Hiring Best Practices Emerging Amid the Dawn of the New Normal

The coronavirus crisis continues to impact how we work, making it clear that the situation will not simply return to normal in a few months. Leading companies are looking ahead, anticipating that the recovery will likely be a long journey and planning for a new normal. Organizations are embracing technologies that enable team members to work remotely with customers, partners, and each other.

Hiring teams are quickly following suit and adapting and leveraging new technology-driven methods out of necessity to rapidly find, interview, evaluate, and hire candidates. In the process, they are realizing the benefits of virtual hiring for both their teams and job candidates while safeguarding the health and safety of all concerned.

Pandemic-Hiring Landscape

While many companies have been forced to lay off employees, others are hiring, and they are hiring fast. Amazon recently filled 100,000 positions and almost immediately opened reqs for 75,000 more, according to CNBC. The economic landscape is rapidly transforming and will remain unsettled for some time.

Coronavirus-driven safety concerns and the ongoing needs to hire employees impact how organizations evaluate and hire talent. We’re beginning to see strong evidence of emerging best practices that may well become part of a permanent transformation of talent acquisition as the hiring landscape changes post-pandemic.

Prepare for Technology to Play an Even Bigger Role

First, virtual interviewing will likely become the de facto standard for almost all hiring. Conducting interviews online, whether on demand or live, will address the significant health and safety concerns for job applicants, recruiters, and hiring managers alike.
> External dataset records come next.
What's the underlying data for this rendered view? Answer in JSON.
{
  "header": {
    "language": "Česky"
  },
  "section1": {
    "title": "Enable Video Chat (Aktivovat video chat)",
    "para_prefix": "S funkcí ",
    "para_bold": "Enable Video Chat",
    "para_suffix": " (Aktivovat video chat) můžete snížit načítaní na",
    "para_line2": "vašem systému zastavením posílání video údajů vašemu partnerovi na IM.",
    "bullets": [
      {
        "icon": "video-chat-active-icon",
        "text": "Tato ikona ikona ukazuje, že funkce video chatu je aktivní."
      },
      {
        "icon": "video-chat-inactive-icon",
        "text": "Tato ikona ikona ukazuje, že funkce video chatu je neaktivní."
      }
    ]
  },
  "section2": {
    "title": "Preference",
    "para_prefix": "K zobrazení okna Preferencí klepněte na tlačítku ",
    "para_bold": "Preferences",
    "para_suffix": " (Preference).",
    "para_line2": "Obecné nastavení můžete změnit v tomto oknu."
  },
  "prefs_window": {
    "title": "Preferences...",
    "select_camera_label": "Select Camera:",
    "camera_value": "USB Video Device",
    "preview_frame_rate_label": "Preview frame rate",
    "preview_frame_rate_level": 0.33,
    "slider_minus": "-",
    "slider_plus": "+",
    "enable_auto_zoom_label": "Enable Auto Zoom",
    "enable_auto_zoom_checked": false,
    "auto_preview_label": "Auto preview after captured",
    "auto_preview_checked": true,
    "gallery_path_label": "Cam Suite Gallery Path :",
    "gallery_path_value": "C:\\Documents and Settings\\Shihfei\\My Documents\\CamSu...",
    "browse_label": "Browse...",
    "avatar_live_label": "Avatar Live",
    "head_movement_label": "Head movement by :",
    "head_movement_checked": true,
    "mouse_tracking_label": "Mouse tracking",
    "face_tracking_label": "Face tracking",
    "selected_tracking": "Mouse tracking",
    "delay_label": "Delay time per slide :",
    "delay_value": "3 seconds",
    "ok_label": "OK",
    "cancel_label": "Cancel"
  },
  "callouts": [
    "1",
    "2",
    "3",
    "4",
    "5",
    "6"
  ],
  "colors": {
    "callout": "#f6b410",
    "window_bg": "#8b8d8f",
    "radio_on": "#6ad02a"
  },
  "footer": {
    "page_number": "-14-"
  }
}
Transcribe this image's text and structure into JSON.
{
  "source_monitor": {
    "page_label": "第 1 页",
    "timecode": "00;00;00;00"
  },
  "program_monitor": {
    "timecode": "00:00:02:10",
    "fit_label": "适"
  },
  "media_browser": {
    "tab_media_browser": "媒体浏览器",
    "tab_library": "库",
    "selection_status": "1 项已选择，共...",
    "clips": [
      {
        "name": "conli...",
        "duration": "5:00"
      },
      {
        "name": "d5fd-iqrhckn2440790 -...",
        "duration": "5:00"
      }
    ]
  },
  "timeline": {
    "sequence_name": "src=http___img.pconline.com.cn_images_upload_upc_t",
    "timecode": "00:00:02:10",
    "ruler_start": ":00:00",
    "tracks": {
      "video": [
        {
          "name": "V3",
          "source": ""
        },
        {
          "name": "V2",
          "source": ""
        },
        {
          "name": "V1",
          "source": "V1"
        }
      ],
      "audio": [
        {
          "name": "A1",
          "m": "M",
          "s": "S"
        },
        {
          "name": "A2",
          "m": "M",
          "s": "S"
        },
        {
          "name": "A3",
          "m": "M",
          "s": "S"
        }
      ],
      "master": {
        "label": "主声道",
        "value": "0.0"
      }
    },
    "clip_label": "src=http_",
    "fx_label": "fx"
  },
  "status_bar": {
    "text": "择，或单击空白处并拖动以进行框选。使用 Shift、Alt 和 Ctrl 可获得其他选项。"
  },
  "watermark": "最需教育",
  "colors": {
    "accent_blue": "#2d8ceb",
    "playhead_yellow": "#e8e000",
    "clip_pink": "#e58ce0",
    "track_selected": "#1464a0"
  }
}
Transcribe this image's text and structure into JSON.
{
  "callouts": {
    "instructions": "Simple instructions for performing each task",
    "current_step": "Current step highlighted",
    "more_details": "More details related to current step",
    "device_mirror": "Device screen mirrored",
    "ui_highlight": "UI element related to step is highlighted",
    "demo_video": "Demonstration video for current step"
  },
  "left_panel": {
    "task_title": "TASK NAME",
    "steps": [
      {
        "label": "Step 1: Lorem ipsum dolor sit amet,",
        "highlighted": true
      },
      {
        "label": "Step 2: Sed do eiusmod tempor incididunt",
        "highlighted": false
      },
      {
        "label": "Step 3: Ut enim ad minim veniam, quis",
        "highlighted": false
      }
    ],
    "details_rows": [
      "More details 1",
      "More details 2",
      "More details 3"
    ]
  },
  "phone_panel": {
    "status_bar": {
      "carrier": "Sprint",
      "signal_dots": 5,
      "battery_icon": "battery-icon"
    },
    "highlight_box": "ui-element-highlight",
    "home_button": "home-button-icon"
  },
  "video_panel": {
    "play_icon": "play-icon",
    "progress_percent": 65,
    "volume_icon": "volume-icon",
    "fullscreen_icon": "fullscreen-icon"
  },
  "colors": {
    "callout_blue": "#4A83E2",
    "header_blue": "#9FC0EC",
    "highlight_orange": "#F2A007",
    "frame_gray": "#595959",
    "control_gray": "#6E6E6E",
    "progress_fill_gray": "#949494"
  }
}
But those managers will also realize that virtual on-demand interviewing brings other advantages, including access to a potentially broader talent pool, as travel and scheduling issues no longer stand in the way of finding new team members or job candidates accessing new opportunities.

Many industries have had to hire quickly over the past month to aid warehouse operations, stock store shelves, and build out call centers, among other examples. Through on-demand virtual interviewing, the scheduling interview process becomes much more efficient, and both applicants and hiring managers have greater flexibility to record interviews and review applications at times that work best for them and that are not limited to regular business hours or a predefined schedule.

Second, technology is providing new methods for recruiters and hiring managers to find talent. During previous recessions, I remember visiting very large job fairs at convention centers with hundreds of people standing in line, résumés in hand, waiting for an opportunity to tell their story.

For obvious reasons, companies can no longer rely on mass in-person gatherings. It’s quite possible they will discover online methods are more effective. Some organizations have already shifted to virtual job fairs. These aren’t merely online versions of what really are offline activities; instead, they’re available 24/7 without requiring the candidate or recruiter to travel, causing one to wonder what they will evolve into as hiring managers investigate what’s possible with virtual technology.